The woman replied in self-defense, “But, Rabbi, we eat only kosher! And we make Kiddush on Shabbat!” As if to prove her words, she removed a photograph from her handbag, in which the entire family was seated around the Shabbat table. Candles burned on the table, which was set with all types of delicacies. At the head, stood the father, making Kiddush.

On a second sighting, though, it was discernible that the family members were bareheaded. At the side, a television was turned on, and some of the family watched all sorts of abominations.

“See how happy we are on Shabbat,” crowed the woman.
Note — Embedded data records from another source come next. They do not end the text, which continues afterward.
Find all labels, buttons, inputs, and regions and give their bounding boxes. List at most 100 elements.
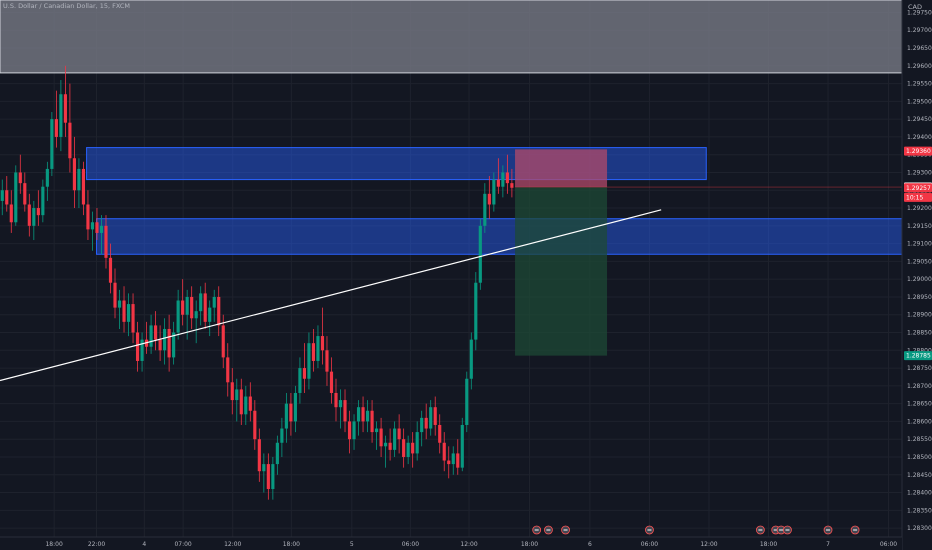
candle-body <box>478 225 482 283</box>
candle-body <box>99 225 104 233</box>
price-tag <box>904 351 932 361</box>
take-profit-zone[interactable] <box>515 187 608 356</box>
candle-body <box>244 396 248 415</box>
candle-body <box>23 183 27 205</box>
price-tick-label: 1.28950 <box>907 294 932 301</box>
time-axis[interactable]: 18:00 22:00 4 07:00 12:00 18:00 5 06:00 12:00 18:… <box>45 541 897 548</box>
candle-body <box>163 328 167 351</box>
candle-body <box>235 389 239 401</box>
time-tick-label: 06:00 <box>880 541 897 548</box>
candle-body <box>284 403 288 429</box>
price-tick-label: 1.29200 <box>907 205 932 212</box>
economic-event-icon[interactable] <box>783 525 792 535</box>
candle-body <box>212 296 216 308</box>
price-tick-label: 1.28450 <box>907 472 932 479</box>
price-tick-label: 1.28500 <box>907 454 932 461</box>
price-tick-label: 1.29600 <box>907 63 932 70</box>
candle-body <box>370 410 374 433</box>
candle-body <box>135 332 140 361</box>
gray-zone[interactable] <box>0 0 903 74</box>
candle-body <box>149 325 153 347</box>
candle-body <box>384 442 388 447</box>
candle-body <box>239 389 243 415</box>
time-tick-label: 18:00 <box>760 541 777 548</box>
candle-body <box>54 119 58 137</box>
candle-body <box>474 282 478 340</box>
price-tick-label: 1.28350 <box>907 507 932 514</box>
time-tick-label: 06:00 <box>641 541 658 548</box>
economic-event-icon[interactable] <box>645 525 654 535</box>
candle-body <box>356 407 361 422</box>
time-tick-label: 18:00 <box>45 541 62 548</box>
candle-body <box>451 453 455 465</box>
candle-body <box>208 307 212 322</box>
candle-body <box>460 424 464 468</box>
candle-body <box>438 424 442 443</box>
candle-body <box>199 293 203 312</box>
candle-body <box>126 304 131 322</box>
candle-body <box>113 282 117 308</box>
economic-event-icon[interactable] <box>561 525 570 535</box>
currency-label: CAD <box>908 3 922 11</box>
candle-body <box>433 407 437 425</box>
price-axis-background <box>902 0 932 550</box>
price-tick-label: 1.28850 <box>907 330 932 337</box>
candle-body <box>347 421 352 440</box>
price-tick-label: 1.28750 <box>907 365 932 372</box>
price-tick-label: 1.28900 <box>907 312 932 319</box>
candle-body <box>72 158 76 191</box>
time-tick-label: 7 <box>826 541 830 548</box>
candle-body <box>496 179 500 187</box>
time-tick-label: 12:00 <box>224 541 241 548</box>
short-position[interactable] <box>515 149 902 356</box>
candle-body <box>77 168 81 191</box>
economic-event-icon[interactable] <box>532 525 542 535</box>
candle-body <box>424 417 428 429</box>
price-tick-label: 1.28600 <box>907 418 932 425</box>
candle-body <box>320 336 325 351</box>
candle-body <box>14 172 18 223</box>
trendline-segment[interactable] <box>0 209 662 382</box>
trendline[interactable] <box>0 209 662 382</box>
price-tag <box>904 146 932 156</box>
stop-loss-zone[interactable] <box>515 149 608 188</box>
candle-body <box>406 442 410 457</box>
candle-body <box>122 300 126 322</box>
candle-body <box>194 311 198 319</box>
time-tick-label: 06:00 <box>402 541 419 548</box>
economic-event-icon[interactable] <box>755 525 765 535</box>
price-tick-label: 1.28400 <box>907 490 932 497</box>
candle-body <box>334 392 338 408</box>
candle-body <box>338 400 343 408</box>
candle-body <box>275 442 279 465</box>
candle-body <box>0 190 4 201</box>
price-tick-label: 1.28650 <box>907 401 932 408</box>
economic-event-icon[interactable] <box>823 525 833 535</box>
candle-body <box>248 396 252 411</box>
candle-body <box>447 460 451 465</box>
candle-body <box>95 222 99 233</box>
candle-body <box>302 368 307 379</box>
event-markers[interactable] <box>532 525 860 535</box>
candle-body <box>293 392 297 422</box>
economic-event-icon[interactable] <box>544 525 553 535</box>
time-tick-label: 18:00 <box>283 541 300 548</box>
candle-body <box>81 168 86 205</box>
price-tick-label: 1.29500 <box>907 98 932 105</box>
economic-event-icon[interactable] <box>850 525 860 535</box>
price-tick-label: 1.28550 <box>907 436 932 443</box>
price-tick-label: 1.29300 <box>907 169 932 176</box>
candle-body <box>375 428 379 433</box>
candle-body <box>501 172 505 187</box>
candle-body <box>266 464 270 489</box>
price-tick-label: 1.28800 <box>907 347 932 354</box>
supply-zone[interactable] <box>86 147 707 181</box>
demand-zone[interactable] <box>96 218 903 255</box>
price-tick-label: 1.29100 <box>907 241 932 248</box>
candle-body <box>487 193 491 205</box>
price-tag-label: 1.28785 <box>906 353 931 360</box>
candle-body <box>221 325 225 358</box>
candle-body <box>172 332 176 358</box>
I looked at the photograph once again. The family truly looked happy. But it was a materialistic type of happiness, not the joy of holiness. In a commiserating tone, I told her, “Is this your definition of joy? This is physical delight, not the delight of the sanctity of Shabbat! Take a look at this picture and see how many transgressions you committed. The very fact that you have a photograph taken on Shabbat is testimony to Shabbat desecration. The TV in the background ensnares all who gaze at it, and many sins were surely involved in the food preparation.

“Why are you so shocked that your children married out? This picture proves that they were raised on physical pleasures alone, bereft of all things spiritual.

“Now you see that physical pleasures are transient. All they leave behind are decadence and devastation. Conversely, spiritual pleasures last a lifetime.”

When kashrut is the only sign of Judaism in a household, one’s spiritual level is on a shaky standing and in great danger of toppling when he goes out into the big, wide world of wild abandon. In order to raise Torah-true Jews, one must infuse his home with mitzvah observance in all areas. Children must see a complete picture of what Jewish life is all about.